Si de nombreuses armées du continent utilisent des drones de fabrication étrangère, notamment dans la lutte contre le terrorisme, les succès sud-africain et nigérian en matière de conception locale permettent d’anticiper une accélération du phénomène dans les années à venir.
Depuis plus de quinze ans, le drone est indissociable des opérations militaires. Qu’il soit de la taille d’un avion et puisse transporter bombes et missiles ou qu’il tienne dans la main, il est présent sur tous les théâtres d’opérations.
En Afrique subsaharienne, les appareils sans pilote français et américains survolent continuellement le Sahel. Washington en déploie également au Cameroun et en Somalie. Mais les militaires africains en font, eux aussi, un usage croissant dans le combat contre différentes menaces asymétriques.
L’Afrique du Sud fut pionnière dans ce domaine, développant ses propres aéronefs sans pilote et les engageant en Angola à la fin des années 1980, avant de les exporter en Algérie et au Moyen-Orient. Dans les années 2000, le Nigeria a acquis des engins israéliens, dont la mise en œuvre fut difficile et marquée par de nombreux problèmes de maintenance.
Cela ne l’a pas découragé : en 2014, Abuja a reçu au moins cinq drones armés chinois, destinés à être utilisés dans des missions de renseignement et d’attaque contre Boko Haram.
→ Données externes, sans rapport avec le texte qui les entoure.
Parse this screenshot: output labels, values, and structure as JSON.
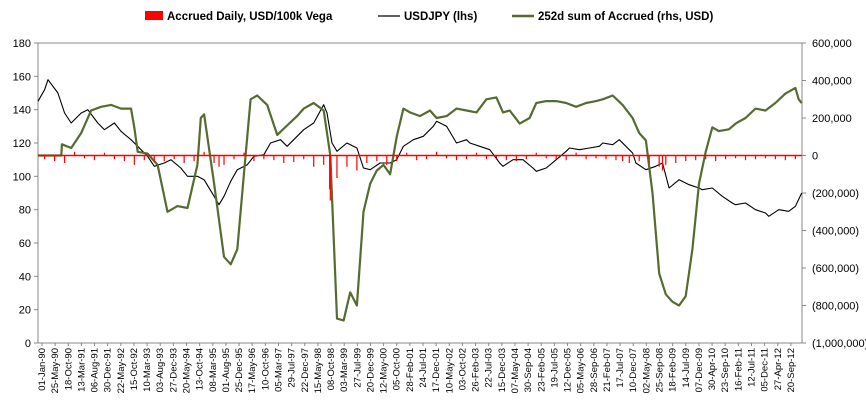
{
  "chart_data": {
    "type": "line",
    "title": "",
    "xlabel": "",
    "ylabel": "",
    "legend": {
      "placement": "top",
      "entries": [
        {
          "key": "accrued",
          "label": "Accrued Daily, USD/100k  Vega",
          "color": "#ff0000",
          "marker": "bar"
        },
        {
          "key": "usdjpy",
          "label": "USDJPY (lhs)",
          "color": "#000000",
          "marker": "line"
        },
        {
          "key": "sum252",
          "label": "252d sum of Accrued (rhs, USD)",
          "color": "#556b2f",
          "marker": "line"
        }
      ]
    },
    "left_axis": {
      "ylim": [
        0,
        180
      ],
      "ticks": [
        "0",
        "20",
        "40",
        "60",
        "80",
        "100",
        "120",
        "140",
        "160",
        "180"
      ],
      "color": "#000000"
    },
    "right_axis": {
      "ylim": [
        -1000000,
        600000
      ],
      "ticks": [
        "600,000",
        "400,000",
        "200,000",
        "0",
        "(200,000)",
        "(400,000)",
        "(600,000)",
        "(800,000)",
        "(1,000,000)"
      ],
      "positive_color": "#000000",
      "negative_color": "#c00000"
    },
    "x_axis": {
      "start": "1990-01-01",
      "end": "2012-12-31",
      "tick_labels": [
        "01-Jan-90",
        "25-May-90",
        "18-Oct-90",
        "13-Mar-91",
        "06-Aug-91",
        "30-Dec-91",
        "22-May-92",
        "15-Oct-92",
        "10-Mar-93",
        "03-Aug-93",
        "27-Dec-93",
        "20-May-94",
        "13-Oct-94",
        "08-Mar-95",
        "01-Aug-95",
        "25-Dec-95",
        "17-May-96",
        "10-Oct-96",
        "05-Mar-97",
        "29-Jul-97",
        "22-Dec-97",
        "15-May-98",
        "08-Oct-98",
        "03-Mar-99",
        "27-Jul-99",
        "20-Dec-99",
        "12-May-00",
        "05-Oct-00",
        "28-Feb-01",
        "24-Jul-01",
        "17-Dec-01",
        "10-May-02",
        "03-Oct-02",
        "26-Feb-03",
        "22-Jul-03",
        "15-Dec-03",
        "07-May-04",
        "30-Sep-04",
        "23-Feb-05",
        "19-Jul-05",
        "12-Dec-05",
        "05-May-06",
        "28-Sep-06",
        "21-Feb-07",
        "17-Jul-07",
        "10-Dec-07",
        "02-May-08",
        "25-Sep-08",
        "18-Feb-09",
        "14-Jul-09",
        "07-Dec-09",
        "30-Apr-10",
        "23-Sep-10",
        "16-Feb-11",
        "12-Jul-11",
        "05-Dec-11",
        "27-Apr-12",
        "20-Sep-12"
      ]
    },
    "series": [
      {
        "name": "USDJPY (lhs)",
        "axis": "left",
        "color": "#000000",
        "x": [
          1990.0,
          1990.2,
          1990.3,
          1990.6,
          1990.8,
          1991.0,
          1991.3,
          1991.5,
          1991.8,
          1992.0,
          1992.3,
          1992.5,
          1992.8,
          1993.0,
          1993.3,
          1993.5,
          1993.8,
          1994.0,
          1994.3,
          1994.5,
          1994.8,
          1995.0,
          1995.3,
          1995.45,
          1995.6,
          1995.8,
          1996.0,
          1996.3,
          1996.5,
          1996.8,
          1997.0,
          1997.3,
          1997.5,
          1997.8,
          1998.0,
          1998.3,
          1998.6,
          1998.7,
          1998.85,
          1999.0,
          1999.3,
          1999.6,
          1999.8,
          2000.0,
          2000.3,
          2000.6,
          2000.8,
          2001.0,
          2001.3,
          2001.6,
          2001.9,
          2002.0,
          2002.3,
          2002.6,
          2002.9,
          2003.0,
          2003.3,
          2003.6,
          2003.9,
          2004.0,
          2004.3,
          2004.6,
          2004.9,
          2005.0,
          2005.3,
          2005.6,
          2005.9,
          2006.0,
          2006.3,
          2006.6,
          2006.9,
          2007.0,
          2007.3,
          2007.5,
          2007.7,
          2007.9,
          2008.0,
          2008.3,
          2008.6,
          2008.8,
          2009.0,
          2009.3,
          2009.6,
          2009.9,
          2010.0,
          2010.3,
          2010.6,
          2010.9,
          2011.0,
          2011.3,
          2011.6,
          2011.9,
          2012.0,
          2012.3,
          2012.6,
          2012.8,
          2012.99
        ],
        "values": [
          145,
          152,
          158,
          150,
          138,
          132,
          138,
          140,
          132,
          128,
          132,
          127,
          122,
          118,
          112,
          106,
          108,
          110,
          105,
          100,
          100,
          98,
          88,
          83,
          88,
          97,
          104,
          107,
          112,
          113,
          120,
          122,
          118,
          124,
          128,
          132,
          143,
          138,
          120,
          115,
          120,
          117,
          105,
          104,
          108,
          108,
          110,
          118,
          122,
          124,
          130,
          133,
          130,
          120,
          122,
          120,
          118,
          116,
          108,
          106,
          110,
          110,
          105,
          103,
          105,
          110,
          115,
          117,
          116,
          117,
          118,
          120,
          119,
          122,
          118,
          114,
          108,
          104,
          106,
          108,
          93,
          98,
          95,
          93,
          92,
          93,
          88,
          84,
          83,
          84,
          80,
          78,
          76,
          80,
          79,
          82,
          90
        ]
      },
      {
        "name": "252d sum of Accrued (rhs, USD)",
        "axis": "right",
        "color": "#556b2f",
        "x": [
          1990.0,
          1990.4,
          1990.7,
          1990.72,
          1991.0,
          1991.3,
          1991.6,
          1991.9,
          1992.2,
          1992.5,
          1992.8,
          1992.9,
          1993.0,
          1993.3,
          1993.6,
          1993.9,
          1994.2,
          1994.5,
          1994.8,
          1994.9,
          1995.0,
          1995.3,
          1995.6,
          1995.8,
          1996.0,
          1996.2,
          1996.4,
          1996.6,
          1996.9,
          1997.2,
          1997.5,
          1997.8,
          1998.0,
          1998.3,
          1998.6,
          1998.8,
          1999.0,
          1999.2,
          1999.4,
          1999.6,
          1999.8,
          2000.0,
          2000.2,
          2000.4,
          2000.6,
          2000.8,
          2001.0,
          2001.2,
          2001.5,
          2001.8,
          2002.0,
          2002.3,
          2002.6,
          2002.9,
          2003.2,
          2003.5,
          2003.8,
          2004.0,
          2004.2,
          2004.5,
          2004.8,
          2005.0,
          2005.3,
          2005.6,
          2005.9,
          2006.2,
          2006.5,
          2006.8,
          2007.0,
          2007.3,
          2007.6,
          2007.9,
          2008.1,
          2008.3,
          2008.5,
          2008.7,
          2008.9,
          2009.1,
          2009.3,
          2009.5,
          2009.7,
          2009.9,
          2010.1,
          2010.3,
          2010.5,
          2010.8,
          2011.0,
          2011.3,
          2011.6,
          2011.9,
          2012.2,
          2012.5,
          2012.8,
          2012.9,
          2012.99
        ],
        "values": [
          0,
          0,
          0,
          60000,
          40000,
          120000,
          240000,
          260000,
          270000,
          250000,
          250000,
          150000,
          20000,
          10000,
          -50000,
          -300000,
          -270000,
          -280000,
          -50000,
          200000,
          220000,
          -150000,
          -540000,
          -580000,
          -500000,
          -100000,
          300000,
          320000,
          270000,
          110000,
          160000,
          210000,
          250000,
          280000,
          240000,
          0,
          -870000,
          -880000,
          -730000,
          -800000,
          -300000,
          -150000,
          -80000,
          -50000,
          -100000,
          100000,
          250000,
          230000,
          210000,
          240000,
          200000,
          210000,
          250000,
          240000,
          230000,
          300000,
          310000,
          230000,
          240000,
          170000,
          200000,
          280000,
          290000,
          290000,
          280000,
          260000,
          280000,
          290000,
          300000,
          320000,
          270000,
          200000,
          120000,
          80000,
          -200000,
          -630000,
          -740000,
          -780000,
          -800000,
          -750000,
          -500000,
          -150000,
          20000,
          150000,
          130000,
          140000,
          170000,
          200000,
          250000,
          240000,
          280000,
          330000,
          360000,
          300000,
          280000
        ]
      },
      {
        "name": "Accrued Daily, USD/100k  Vega",
        "axis": "right",
        "color": "#ff0000",
        "x": [
          1990.2,
          1990.5,
          1990.8,
          1991.1,
          1991.4,
          1991.7,
          1992.0,
          1992.3,
          1992.6,
          1992.9,
          1993.2,
          1993.5,
          1993.8,
          1994.1,
          1994.4,
          1994.7,
          1995.0,
          1995.3,
          1995.45,
          1995.6,
          1995.9,
          1996.2,
          1996.5,
          1996.8,
          1997.1,
          1997.4,
          1997.7,
          1998.0,
          1998.3,
          1998.6,
          1998.78,
          1998.8,
          1999.0,
          1999.3,
          1999.6,
          1999.9,
          2000.2,
          2000.5,
          2000.8,
          2001.1,
          2001.4,
          2001.7,
          2002.0,
          2002.3,
          2002.6,
          2002.9,
          2003.2,
          2003.5,
          2003.8,
          2004.1,
          2004.4,
          2004.7,
          2005.0,
          2005.3,
          2005.6,
          2005.9,
          2006.2,
          2006.5,
          2006.8,
          2007.1,
          2007.4,
          2007.6,
          2007.8,
          2008.1,
          2008.4,
          2008.7,
          2008.8,
          2008.9,
          2009.2,
          2009.5,
          2009.8,
          2010.1,
          2010.4,
          2010.7,
          2011.0,
          2011.3,
          2011.6,
          2011.9,
          2012.2,
          2012.5,
          2012.8
        ],
        "values": [
          -20000,
          -30000,
          -40000,
          20000,
          -15000,
          -25000,
          15000,
          -20000,
          -30000,
          -50000,
          -25000,
          -35000,
          -30000,
          -20000,
          -40000,
          -30000,
          20000,
          -40000,
          -60000,
          -50000,
          -20000,
          15000,
          -30000,
          -20000,
          -25000,
          -40000,
          -35000,
          -20000,
          -60000,
          -50000,
          -180000,
          -240000,
          -120000,
          -60000,
          -80000,
          -40000,
          -30000,
          -50000,
          -30000,
          15000,
          -25000,
          -20000,
          20000,
          -15000,
          -25000,
          -20000,
          15000,
          -20000,
          -15000,
          -25000,
          -30000,
          -20000,
          15000,
          -15000,
          -20000,
          -25000,
          15000,
          -20000,
          -15000,
          -20000,
          -25000,
          -30000,
          -40000,
          -30000,
          -40000,
          -60000,
          -80000,
          -50000,
          -40000,
          -30000,
          -25000,
          -20000,
          -30000,
          -20000,
          -15000,
          -25000,
          -20000,
          -15000,
          -20000,
          -25000,
          -20000
        ]
      }
    ]
  }
}
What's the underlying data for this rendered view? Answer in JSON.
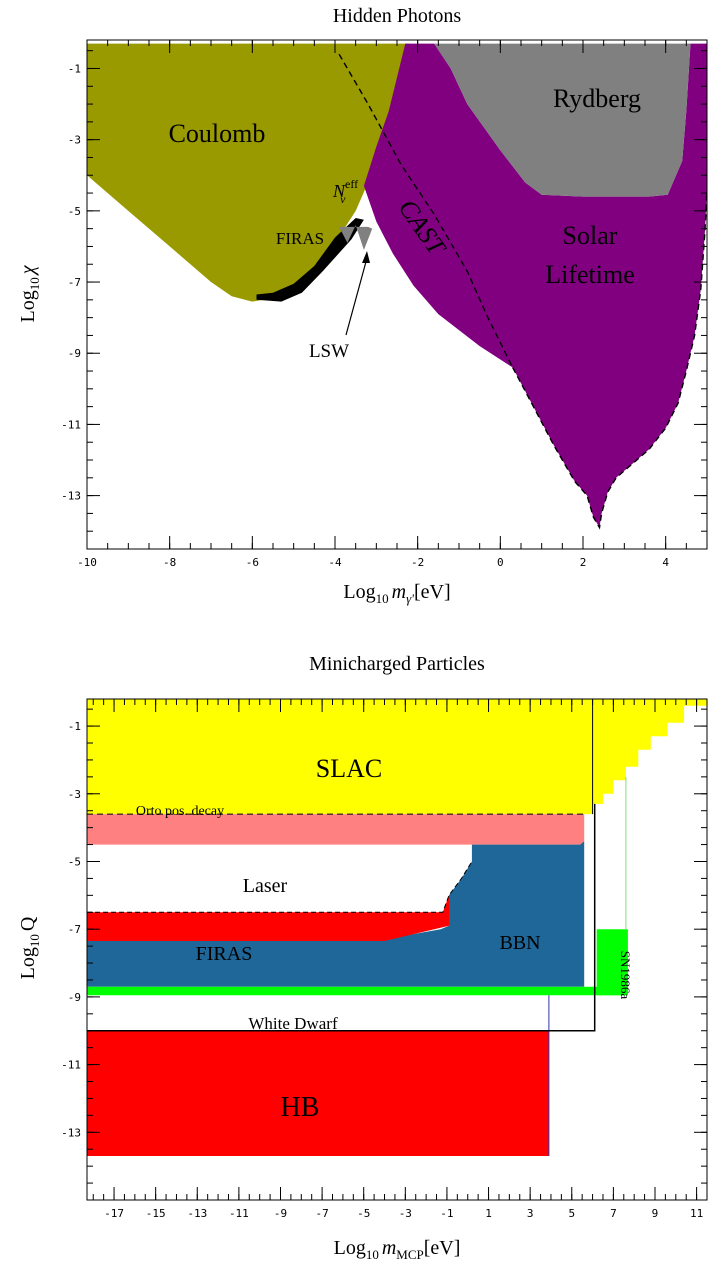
{
  "chart_data": [
    {
      "type": "area",
      "title": "Hidden Photons",
      "xlabel_main": "Log",
      "xlabel_sub": "10",
      "xlabel_var": "m",
      "xlabel_varsub": "γ'",
      "xlabel_unit": "[eV]",
      "ylabel_main": "Log",
      "ylabel_sub": "10",
      "ylabel_var": "χ",
      "xlim": [
        -10,
        5
      ],
      "ylim": [
        -14.5,
        -0.2
      ],
      "x_ticks": [
        -10,
        -8,
        -6,
        -4,
        -2,
        0,
        2,
        4
      ],
      "x_tick_labels": [
        "-10",
        "-8",
        "-6",
        "-4",
        "-2",
        "0",
        "2",
        "4"
      ],
      "y_ticks": [
        -1,
        -3,
        -5,
        -7,
        -9,
        -11,
        -13
      ],
      "y_tick_labels": [
        "-1",
        "-3",
        "-5",
        "-7",
        "-9",
        "-11",
        "-13"
      ],
      "regions": [
        {
          "name": "Coulomb",
          "label": "Coulomb",
          "color": "#999900"
        },
        {
          "name": "FIRAS",
          "label": "FIRAS",
          "color": "#000000"
        },
        {
          "name": "Rydberg",
          "label": "Rydberg",
          "color": "#808080"
        },
        {
          "name": "Solar Lifetime",
          "label_lines": [
            "Solar",
            "Lifetime"
          ],
          "color": "#800080"
        },
        {
          "name": "CAST",
          "label": "CAST",
          "style": "dashed boundary"
        },
        {
          "name": "LSW",
          "label": "LSW",
          "color": "#808080"
        }
      ],
      "neff_label": {
        "base": "N",
        "sub": "ν",
        "sup": "eff"
      },
      "boundaries": {
        "coulomb": [
          [
            -10,
            -4.0
          ],
          [
            -9,
            -5.0
          ],
          [
            -8,
            -6.0
          ],
          [
            -7,
            -7.0
          ],
          [
            -6.5,
            -7.4
          ],
          [
            -6,
            -7.55
          ],
          [
            -5.5,
            -7.45
          ],
          [
            -5,
            -7.15
          ],
          [
            -4.5,
            -6.6
          ],
          [
            -4,
            -5.9
          ],
          [
            -3.5,
            -5.0
          ],
          [
            -3.2,
            -4.2
          ],
          [
            -2.9,
            -3.0
          ],
          [
            -2.6,
            -2.2
          ],
          [
            -2.2,
            -0.3
          ],
          [
            -10,
            -0.3
          ]
        ],
        "firas": [
          [
            -5.9,
            -7.35
          ],
          [
            -5.5,
            -7.3
          ],
          [
            -5,
            -7.05
          ],
          [
            -4.5,
            -6.55
          ],
          [
            -4,
            -5.75
          ],
          [
            -3.5,
            -5.2
          ],
          [
            -3.3,
            -5.25
          ],
          [
            -3.6,
            -5.8
          ],
          [
            -4.3,
            -6.7
          ],
          [
            -4.8,
            -7.3
          ],
          [
            -5.3,
            -7.55
          ],
          [
            -5.9,
            -7.5
          ]
        ],
        "lsw": [
          [
            -3.9,
            -5.45
          ],
          [
            -3.7,
            -5.9
          ],
          [
            -3.5,
            -5.4
          ],
          [
            -3.3,
            -6.1
          ],
          [
            -3.1,
            -5.5
          ],
          [
            -2.9,
            -5.6
          ],
          [
            -3.2,
            -5.45
          ]
        ],
        "rydberg": [
          [
            -1.6,
            -0.3
          ],
          [
            -1.2,
            -1.0
          ],
          [
            -0.8,
            -2.0
          ],
          [
            0,
            -3.3
          ],
          [
            0.6,
            -4.2
          ],
          [
            1,
            -4.55
          ],
          [
            2,
            -4.6
          ],
          [
            3,
            -4.6
          ],
          [
            3.6,
            -4.6
          ],
          [
            4.05,
            -4.55
          ],
          [
            4.4,
            -3.6
          ],
          [
            4.5,
            -2.2
          ],
          [
            4.6,
            -0.3
          ]
        ],
        "solar": [
          [
            -2.3,
            -0.3
          ],
          [
            -2.7,
            -2.2
          ],
          [
            -3.0,
            -3.2
          ],
          [
            -3.3,
            -4.3
          ],
          [
            -3.0,
            -5.3
          ],
          [
            -2.6,
            -6.2
          ],
          [
            -2.1,
            -7.1
          ],
          [
            -1.5,
            -7.9
          ],
          [
            -0.5,
            -8.8
          ],
          [
            0.3,
            -9.4
          ],
          [
            0.8,
            -10.5
          ],
          [
            1.3,
            -11.6
          ],
          [
            1.8,
            -12.6
          ],
          [
            2.1,
            -13.0
          ],
          [
            2.25,
            -13.6
          ],
          [
            2.4,
            -13.9
          ],
          [
            2.45,
            -13.5
          ],
          [
            2.6,
            -12.9
          ],
          [
            2.8,
            -12.5
          ],
          [
            3.2,
            -12.1
          ],
          [
            3.6,
            -11.7
          ],
          [
            4.0,
            -11.1
          ],
          [
            4.3,
            -10.4
          ],
          [
            4.5,
            -9.5
          ],
          [
            4.7,
            -8.5
          ],
          [
            4.85,
            -7.2
          ],
          [
            4.95,
            -5.6
          ],
          [
            5,
            -4.4
          ],
          [
            5,
            -0.3
          ],
          [
            4.6,
            -0.3
          ],
          [
            4.5,
            -2.2
          ],
          [
            4.4,
            -3.6
          ],
          [
            4.05,
            -4.55
          ],
          [
            3.6,
            -4.6
          ],
          [
            3,
            -4.6
          ],
          [
            2,
            -4.6
          ],
          [
            1,
            -4.55
          ],
          [
            0.6,
            -4.2
          ],
          [
            0,
            -3.3
          ],
          [
            -0.8,
            -2.0
          ],
          [
            -1.2,
            -1.0
          ],
          [
            -1.6,
            -0.3
          ]
        ],
        "cast_line": [
          [
            -3.9,
            -0.6
          ],
          [
            -3.2,
            -2.0
          ],
          [
            -2.4,
            -3.7
          ],
          [
            -1.6,
            -5.1
          ],
          [
            -0.8,
            -6.7
          ],
          [
            -0.3,
            -8.0
          ],
          [
            0.3,
            -9.4
          ]
        ],
        "lower_dashed": [
          [
            0.3,
            -9.4
          ],
          [
            0.8,
            -10.5
          ],
          [
            1.3,
            -11.6
          ],
          [
            1.8,
            -12.6
          ],
          [
            2.1,
            -13.0
          ],
          [
            2.25,
            -13.6
          ],
          [
            2.4,
            -13.9
          ],
          [
            2.45,
            -13.5
          ],
          [
            2.6,
            -12.9
          ],
          [
            2.8,
            -12.5
          ],
          [
            3.2,
            -12.1
          ],
          [
            3.6,
            -11.7
          ],
          [
            4.0,
            -11.1
          ],
          [
            4.3,
            -10.4
          ],
          [
            4.5,
            -9.5
          ],
          [
            4.7,
            -8.5
          ],
          [
            4.85,
            -7.2
          ],
          [
            4.95,
            -5.6
          ],
          [
            5,
            -4.4
          ]
        ]
      }
    },
    {
      "type": "area",
      "title": "Minicharged Particles",
      "xlabel_main": "Log",
      "xlabel_sub": "10",
      "xlabel_var": "m",
      "xlabel_varsub": "MCP",
      "xlabel_unit": "[eV]",
      "ylabel_main": "Log",
      "ylabel_sub": "10",
      "ylabel_var": "Q",
      "xlim": [
        -18.3,
        11.5
      ],
      "ylim": [
        -15.0,
        -0.2
      ],
      "x_ticks": [
        -17,
        -15,
        -13,
        -11,
        -9,
        -7,
        -5,
        -3,
        -1,
        1,
        3,
        5,
        7,
        9,
        11
      ],
      "x_tick_labels": [
        "-17",
        "-15",
        "-13",
        "-11",
        "-9",
        "-7",
        "-5",
        "-3",
        "-1",
        "1",
        "3",
        "5",
        "7",
        "9",
        "11"
      ],
      "y_ticks": [
        -1,
        -3,
        -5,
        -7,
        -9,
        -11,
        -13
      ],
      "y_tick_labels": [
        "-1",
        "-3",
        "-5",
        "-7",
        "-9",
        "-11",
        "-13"
      ],
      "regions": [
        {
          "name": "SLAC",
          "label": "SLAC",
          "color": "#ffff00"
        },
        {
          "name": "Orto pos. decay",
          "label": "Orto pos. decay",
          "color": "#ff8080"
        },
        {
          "name": "Laser",
          "label": "Laser",
          "color": "#ffffff"
        },
        {
          "name": "FIRAS",
          "label": "FIRAS",
          "color": "#ff0000"
        },
        {
          "name": "BBN",
          "label": "BBN",
          "color": "#1f6799"
        },
        {
          "name": "SN1986a",
          "label": "SN1986a",
          "color": "#00ff00"
        },
        {
          "name": "White Dwarf",
          "label": "White Dwarf",
          "style": "black outline"
        },
        {
          "name": "HB",
          "label": "HB",
          "color": "#ff0000"
        }
      ],
      "boundaries": {
        "slac": [
          [
            -18.3,
            -0.2
          ],
          [
            11.5,
            -0.2
          ],
          [
            11.5,
            -0.4
          ],
          [
            10.4,
            -0.4
          ],
          [
            10.4,
            -0.9
          ],
          [
            9.6,
            -0.9
          ],
          [
            9.6,
            -1.3
          ],
          [
            8.8,
            -1.3
          ],
          [
            8.8,
            -1.7
          ],
          [
            8.2,
            -1.7
          ],
          [
            8.2,
            -2.2
          ],
          [
            7.6,
            -2.2
          ],
          [
            7.6,
            -2.6
          ],
          [
            7.0,
            -2.6
          ],
          [
            7.0,
            -3.0
          ],
          [
            6.5,
            -3.0
          ],
          [
            6.5,
            -3.3
          ],
          [
            6.0,
            -3.3
          ],
          [
            6.0,
            -3.6
          ],
          [
            5.0,
            -3.6
          ],
          [
            -18.3,
            -3.6
          ]
        ],
        "orto": [
          [
            -18.3,
            -3.6
          ],
          [
            5.6,
            -3.6
          ],
          [
            5.6,
            -4.4
          ],
          [
            5.4,
            -4.5
          ],
          [
            -18.3,
            -4.5
          ]
        ],
        "bbn": [
          [
            -18.3,
            -7.3
          ],
          [
            -4,
            -7.3
          ],
          [
            -1.3,
            -7.0
          ],
          [
            -0.9,
            -6.9
          ],
          [
            -0.9,
            -6.0
          ],
          [
            -0.3,
            -5.5
          ],
          [
            0.2,
            -5.0
          ],
          [
            0.2,
            -4.5
          ],
          [
            5.4,
            -4.5
          ],
          [
            5.6,
            -4.4
          ],
          [
            5.6,
            -8.7
          ],
          [
            -18.3,
            -8.7
          ]
        ],
        "firas": [
          [
            -18.3,
            -6.5
          ],
          [
            -1.2,
            -6.5
          ],
          [
            -0.9,
            -6.0
          ],
          [
            -0.9,
            -6.9
          ],
          [
            -4,
            -7.35
          ],
          [
            -18.3,
            -7.35
          ]
        ],
        "green_band": [
          [
            -18.3,
            -8.7
          ],
          [
            7.7,
            -8.7
          ],
          [
            7.7,
            -8.95
          ],
          [
            -18.3,
            -8.95
          ]
        ],
        "sn": [
          [
            6.2,
            -7.0
          ],
          [
            7.7,
            -7.0
          ],
          [
            7.7,
            -8.95
          ],
          [
            6.2,
            -8.95
          ]
        ],
        "sn_line": [
          [
            7.6,
            -2.5
          ],
          [
            7.6,
            -7.0
          ]
        ],
        "hb": [
          [
            -18.3,
            -10.0
          ],
          [
            3.9,
            -10.0
          ],
          [
            3.9,
            -13.7
          ],
          [
            -18.3,
            -13.7
          ]
        ],
        "hb_blue": [
          [
            3.9,
            -8.95
          ],
          [
            3.9,
            -13.7
          ]
        ],
        "white_dwarf": [
          [
            -18.3,
            -10.0
          ],
          [
            6.1,
            -10.0
          ],
          [
            6.1,
            -3.3
          ]
        ],
        "slac_dash": [
          [
            -18.3,
            -3.6
          ],
          [
            5.6,
            -3.6
          ]
        ],
        "laser_dash": [
          [
            -18.3,
            -6.5
          ],
          [
            -1.2,
            -6.5
          ],
          [
            -0.9,
            -6.0
          ],
          [
            -0.3,
            -5.5
          ],
          [
            0.2,
            -5.0
          ]
        ],
        "vline": [
          [
            6.0,
            -0.2
          ],
          [
            6.0,
            -3.6
          ]
        ]
      }
    }
  ]
}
Malgré les possibilités ainsi ouvertes, le Nigeria ne semble pas avoir été entièrement satisfait, de sorte qu’il a finalement privilégié le développement de ses propres appareils.
Lutte contre Boko Haram
En 2018, l’Air Force Institute of Technology (Afit) a dévoilé son drone tactique de surveillance Tsaigumi, mis au point en partenariat avec l’industriel portugais UAVision. Destiné aux missions de reconnaissance, de renseignement et d’observation, il doit être rejoint par un autre modèle, armé cette fois, également conçu par l’Afit.
Plus à l’est, au Cameroun, les bataillons d’intervention rapide (BIR) ont développé, depuis 2015, une composante de renseignement à base de drones pour leurs opérations contre Boko Haram. Leur groupement d’observation aérienne (GOA) utilise aussi bien l’Orbiter d’origine israélienne que des engins américains ScanEagle ou des drones commerciaux multirotors DJI Mavic Pro, Inspire 2 et Matrice 600.
Conçus au départ pour le marché civil, ces derniers sont employés dans la surveillance rapprochée et le soutien immédiat aux troupes terrestres. Les ScanEagle et Orbiter servent, quant à eux, aux missions de reconnaissance lointaine, permettent d’identifier des cibles et de guider les tirs de l’artillerie camerounaise.
Plusieurs autres pays africains disposent d’aéronefs sans pilote, tels que le Kenya (qui a recours à des ScanEagle en Somalie), le Botswana, la Zambie, le Soudan ou même le Sénégal, qui a utilisé des drones de fabrication israélienne en Gambie, en 2017, lors de l’intervention de la Cedeao. L’Éthiopie travaillerait pour sa part au développement de plusieurs modèles. Quant à la Mauritanie, elle est sur le point de se voir livrer des engins chinois armés.
Excellents outils
Les drones constituent de formidables multiplicateurs de forces pour les armées africaines. Les produits commerciaux tels que les DJI sont économiques, faciles à mettre en œuvre et très utiles pour les missions de reconnaissance de périmètre ou d’itinéraire à emprunter, réduisant ainsi le risque d’embuscade. Les appareils plus lourds, à vocation strictement militaire, restent beaucoup moins coûteux que des aéronefs pilotés et plus aisés d’entretien.
Les succès sud-africain et nigérian permettent d’anticiper une accélération du développement de drones de conception locale
Leurs capteurs sophistiqués et leur autonomie en font d’excellents outils de renseignement, susceptibles de couvrir de vastes zones en repérant les mouvements humains ou de véhicules, et permettant ainsi aux forces terrestres d’intervenir de façon plus ciblée.
Dans les mois et les années qui viennent, les armées africaines recourront donc de plus en plus à des engins sans pilote, armés ou non. Les succès sud-africain et nigérian permettent également d’anticiper une accélération du développement de drones de conception locale dont la mise au point, la fabrication et la maintenance sont plus abordables et moins complexes que celles d’un avion ou d’un hélicoptère. Cela permettra aussi de réduire la dépendance vis-à-vis des fournisseurs étrangers, ce qui est d’une importance stratégique dans le domaine si sensible du renseignement militaire.